The Bridges of Pittsburgh is a highly interdisciplinary and collaborative public-facing project that pays homage both to an innovative, field-defining mathematical problem and to one of the defining features of our city. We propose to discover how many of Pittsburgh’s 446 bridges can be traversed without crossing the same bridge twice, then publish our findings both in traditional scholarly venues and as an online interactive map. Our project will educate CMU affiliates, engage the public, and aid our professional development through publications and skill-building. We will draw from history of science, graph theory, digital mapping, and public humanities to achieve our goals.

Overview & Goals

In 1736, mathematician Leonard Euler proved it was impossible to walk through the German city of Königsberg crossing each of the city’s seven bridges exactly once. His work, famously dubbed the “Bridges of Königsberg” problem, laid the foundation for graph theory and network analysis, and foreshadowed the invention of topology. We intend to create an expanded, more complex version of this famous study using Pittsburgh’s 446 bridges (Regan 2006). In brief, we will apply graph theory to discover whether each Pittsburgh bridge can be traversed only once in a single journey, or if not, how long one can travel within Pittsburgh without crossing the same bridge twice. As part of this process, we will take into account both change over time and the type of each bridge—road bridges, pedestrian bridges, railroad bridges, etc.—which will also enable us to replicate this analysis with specific subsets of Pittsburgh’s bridges. While we will publish the results of this process in peer reviewed publications and at conferences, our main publication will be an online interactive map where users can chart their own bridge traversal routes through the city.

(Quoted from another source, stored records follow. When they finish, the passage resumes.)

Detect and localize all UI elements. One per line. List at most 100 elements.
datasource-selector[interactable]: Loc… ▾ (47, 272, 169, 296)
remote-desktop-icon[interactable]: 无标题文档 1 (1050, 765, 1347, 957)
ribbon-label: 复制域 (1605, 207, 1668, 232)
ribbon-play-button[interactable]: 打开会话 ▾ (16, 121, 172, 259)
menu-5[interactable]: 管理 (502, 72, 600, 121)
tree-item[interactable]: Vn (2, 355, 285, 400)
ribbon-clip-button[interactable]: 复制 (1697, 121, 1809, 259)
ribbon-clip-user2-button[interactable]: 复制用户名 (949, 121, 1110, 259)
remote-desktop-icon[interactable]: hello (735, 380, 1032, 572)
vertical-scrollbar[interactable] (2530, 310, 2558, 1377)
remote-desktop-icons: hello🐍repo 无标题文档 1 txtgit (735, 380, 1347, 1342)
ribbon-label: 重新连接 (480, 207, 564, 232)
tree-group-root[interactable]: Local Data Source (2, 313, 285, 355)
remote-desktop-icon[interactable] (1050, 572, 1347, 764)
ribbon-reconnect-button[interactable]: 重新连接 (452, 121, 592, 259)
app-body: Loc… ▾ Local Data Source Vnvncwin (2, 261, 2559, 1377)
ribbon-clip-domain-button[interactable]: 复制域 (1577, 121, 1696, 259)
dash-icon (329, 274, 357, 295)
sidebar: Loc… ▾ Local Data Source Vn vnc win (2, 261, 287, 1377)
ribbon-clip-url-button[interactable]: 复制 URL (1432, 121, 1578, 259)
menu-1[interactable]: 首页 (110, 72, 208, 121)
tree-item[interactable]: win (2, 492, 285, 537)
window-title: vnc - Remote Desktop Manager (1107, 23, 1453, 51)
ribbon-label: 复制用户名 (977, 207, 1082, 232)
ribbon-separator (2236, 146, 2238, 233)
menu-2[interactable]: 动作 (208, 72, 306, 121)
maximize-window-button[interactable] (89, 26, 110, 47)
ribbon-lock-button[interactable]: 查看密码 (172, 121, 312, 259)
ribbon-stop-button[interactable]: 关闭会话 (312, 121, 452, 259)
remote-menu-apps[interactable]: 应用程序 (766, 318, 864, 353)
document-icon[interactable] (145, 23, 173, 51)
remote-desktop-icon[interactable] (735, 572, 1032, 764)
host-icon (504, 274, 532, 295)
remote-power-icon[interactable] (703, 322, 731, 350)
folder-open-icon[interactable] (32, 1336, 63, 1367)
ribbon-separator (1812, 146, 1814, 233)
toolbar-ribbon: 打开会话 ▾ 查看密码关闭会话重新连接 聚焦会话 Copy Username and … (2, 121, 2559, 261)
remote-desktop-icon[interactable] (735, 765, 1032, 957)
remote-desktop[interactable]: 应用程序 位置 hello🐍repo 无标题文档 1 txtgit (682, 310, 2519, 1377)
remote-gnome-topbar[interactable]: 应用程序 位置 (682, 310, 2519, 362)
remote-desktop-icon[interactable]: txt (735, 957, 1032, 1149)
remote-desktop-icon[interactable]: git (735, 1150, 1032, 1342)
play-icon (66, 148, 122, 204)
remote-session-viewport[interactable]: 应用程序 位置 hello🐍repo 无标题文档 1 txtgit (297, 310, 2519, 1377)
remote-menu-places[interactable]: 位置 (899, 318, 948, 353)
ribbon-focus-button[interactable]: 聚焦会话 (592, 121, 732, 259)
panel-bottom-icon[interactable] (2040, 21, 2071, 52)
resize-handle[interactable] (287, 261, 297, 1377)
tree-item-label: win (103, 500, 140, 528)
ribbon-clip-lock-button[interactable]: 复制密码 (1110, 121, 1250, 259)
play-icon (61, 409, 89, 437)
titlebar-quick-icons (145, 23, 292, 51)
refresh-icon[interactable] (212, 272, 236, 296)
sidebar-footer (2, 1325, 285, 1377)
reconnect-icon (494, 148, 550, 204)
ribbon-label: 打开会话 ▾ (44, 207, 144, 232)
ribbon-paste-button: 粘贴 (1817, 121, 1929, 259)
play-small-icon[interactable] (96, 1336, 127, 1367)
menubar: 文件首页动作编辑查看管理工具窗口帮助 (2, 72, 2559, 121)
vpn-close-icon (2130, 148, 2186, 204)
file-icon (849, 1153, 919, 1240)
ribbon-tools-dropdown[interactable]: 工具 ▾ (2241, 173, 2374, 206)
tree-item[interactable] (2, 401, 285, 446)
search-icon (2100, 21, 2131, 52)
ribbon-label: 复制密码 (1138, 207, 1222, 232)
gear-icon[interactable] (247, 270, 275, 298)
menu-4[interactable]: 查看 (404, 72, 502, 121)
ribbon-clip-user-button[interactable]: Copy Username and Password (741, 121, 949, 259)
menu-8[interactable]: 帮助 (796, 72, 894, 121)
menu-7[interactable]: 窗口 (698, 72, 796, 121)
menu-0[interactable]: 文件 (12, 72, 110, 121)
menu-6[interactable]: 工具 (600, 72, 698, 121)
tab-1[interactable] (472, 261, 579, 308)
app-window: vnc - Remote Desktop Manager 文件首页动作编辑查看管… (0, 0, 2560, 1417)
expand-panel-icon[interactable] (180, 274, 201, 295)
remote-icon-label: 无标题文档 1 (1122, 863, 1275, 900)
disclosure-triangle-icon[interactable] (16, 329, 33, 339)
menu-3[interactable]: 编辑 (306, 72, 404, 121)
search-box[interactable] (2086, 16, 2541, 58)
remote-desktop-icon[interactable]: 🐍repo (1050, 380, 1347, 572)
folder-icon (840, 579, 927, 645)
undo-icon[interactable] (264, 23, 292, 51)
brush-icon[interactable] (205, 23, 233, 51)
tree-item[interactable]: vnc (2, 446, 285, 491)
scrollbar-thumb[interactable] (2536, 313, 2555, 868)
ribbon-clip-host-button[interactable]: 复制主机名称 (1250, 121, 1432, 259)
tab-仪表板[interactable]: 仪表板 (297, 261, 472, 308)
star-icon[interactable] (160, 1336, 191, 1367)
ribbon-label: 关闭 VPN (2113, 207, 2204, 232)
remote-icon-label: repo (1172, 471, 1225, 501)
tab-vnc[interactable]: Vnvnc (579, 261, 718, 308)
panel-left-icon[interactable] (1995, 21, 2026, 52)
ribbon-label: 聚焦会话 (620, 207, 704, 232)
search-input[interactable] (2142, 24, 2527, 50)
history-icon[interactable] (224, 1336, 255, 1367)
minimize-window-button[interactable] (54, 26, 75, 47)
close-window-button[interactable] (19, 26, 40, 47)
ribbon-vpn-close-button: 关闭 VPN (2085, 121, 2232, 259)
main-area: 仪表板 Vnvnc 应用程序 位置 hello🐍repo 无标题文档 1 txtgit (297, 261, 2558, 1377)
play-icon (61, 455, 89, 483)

The project is in service of three intellectual and professional goals:

After building a locally-hosted version of the map and while we are constructing the public-facing website, we will invite interested students, faculty, and staff to join us in a series of highly interdisciplinary educational and promotional events. These events will include a hands-on workshop with digital tools and our database, a website design session, a lecture on the project, each of which will attract different communities around campus and the city, including those interested in graph theory, history of science, digital mapping, web development, civic data collection, the history and geography of Pittsburgh, and public humanities. A vital part of our research agenda is to publish as openly as possible, in order to engage the public in, and familiarize them with, cutting-edge humanities research. Therefore upon the website’s completion, we also envision hosting a series of public events centered around the website that can foster engagement with local history and healthy lifestyles. These could include a walk/run or bike ride across some portions of the route, a public lecture on Pittsburgh’s bridges, or a collaboration with local data journalists on the economic impacts of communities being relatively easy or difficult to access. The final website will be of broad interest to both academic and public communities. Users will be able to reveal solutions to the problem over various subsets of bridges, such as only rail bridges or only bridges that could be walked over in 1883. The site will host a variety of datasets for scholars interested in building upon our work or civic data hackers (such as CMU’s Students for Urban Data Systems or Pitt’s Center for Social and Urban Research) interested in applying bridge data to other local problems. We will also post lesson plans that will enable mathematicians, historians, and other teachers to use our website while teaching graph theory, network analysis, and the history of science.